Si vous n’avez pas l’habitude de télétravailler, et encore moins en compagnie d’autres personnes — en famille ou avec des enfants par exemple — il vous faut nécessairement un temps d’adaptation. Vous trouvez cela trop difficile ? Essayez de ne pas céder à l’énervement. Commencez par comprendre votre fonctionnement, votre rythme et par identifier vos sources internes de motivation.

3. Consommez les infos avec modération

Rester branché sur l’actualité et l’évolution de la situation sanitaire en permanence peut être source d’inquiétudes et démotivant. Accordez-vous une durée limitée d’exposition aux informations, du genre « Je lis les infos seulement le soir, pendant une demi-heure ».

4. Établissez une routine

Tant que vous êtes loin du bureau, mettez en place des gestes récurrents pour déclencher vos réflexes « travail ». Offrez-vous par exemple quelques minutes pour faire place nette dans votre esprit avant de vous préparer une boisson chaude et d’allumer votre ordinateur, signe qu’il est l’heure de commencer.

5. Ménagez-vous des pauses

Inutile de se leurrer : il vient toujours un moment où l’on décroche. Alors, plutôt que de verser dans les recherches Google totalement inutiles, levez-vous et faites complètement autre chose. En bref, comme au bureau, accordez-vous un vrai break… Mais pensez aussi à un moyen de bien vous remettre en selle, quitte à vous réserver un petit truc à grignoter pour vous (re)mettre en condition.

6. Fixez-vous des échéances

Il n’y a rien de tel pour garder le cap. Si vous planchez sur des dossiers de longue haleine, découpez le travail en plusieurs étapes avec, pour chacune, une date butoir.

7. Communiquez

Trouvez quelqu’un – ou quelques personnes – avec qui partager des moments durant la journée. Celui qui connaît la politique de la boîte, l’ami à l’oreille attentive, un proche à qui vous pourrez parler de votre petite balade du jour ou du café que vous avez renversé : chacun peut vous apporter les différents types de soutien dont vous avez besoin.

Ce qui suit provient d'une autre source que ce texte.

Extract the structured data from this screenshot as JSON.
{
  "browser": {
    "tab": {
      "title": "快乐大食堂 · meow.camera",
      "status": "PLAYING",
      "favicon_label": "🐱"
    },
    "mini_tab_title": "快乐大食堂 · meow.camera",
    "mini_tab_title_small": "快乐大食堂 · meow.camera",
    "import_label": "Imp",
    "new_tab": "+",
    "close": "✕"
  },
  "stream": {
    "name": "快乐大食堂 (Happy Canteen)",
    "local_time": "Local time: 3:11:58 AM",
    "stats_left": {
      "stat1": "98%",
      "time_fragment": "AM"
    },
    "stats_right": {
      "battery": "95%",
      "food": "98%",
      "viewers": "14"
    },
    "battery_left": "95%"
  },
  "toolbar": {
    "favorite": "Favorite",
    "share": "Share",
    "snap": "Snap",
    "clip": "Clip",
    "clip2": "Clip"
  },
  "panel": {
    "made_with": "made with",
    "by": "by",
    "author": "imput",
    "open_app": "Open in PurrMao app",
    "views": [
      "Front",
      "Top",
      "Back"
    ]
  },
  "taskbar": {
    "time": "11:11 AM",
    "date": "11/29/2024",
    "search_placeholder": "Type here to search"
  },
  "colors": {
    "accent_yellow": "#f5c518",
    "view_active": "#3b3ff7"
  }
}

8. Puisez dans ce qui fait votre singularité et savourez la liberté qu’offre le télétravail

Certains aiment s’apprêter un minimum pour travailler et se mettre en “conditions réelles”, mais si votre bonheur c’est de rester en pyjama avec les pieds sur le chien, allez-y ! Personne n’est là pour vous regarder, seul le résultat compte.

Qui sait, vous allez peut-être cartonner encore plus maintenant que personne n’est là pour regarder par-dessus votre épaule ? Et si vous sentez votre motivation filer en douce, faites preuve de gentillesse envers vous-même. Reconnaissez ce passage à vide comme étant normal, surtout dans une période de crise qui n’en finit pas de convulser et à l’heure où les relations sociales sont restreintes (#cascontact). Mais essayez quand même de mettre le doigt sur ce qui vous freine. Vous en apprendrez peut-être beaucoup sur vous au passage – à titre professionnel, comme personnel.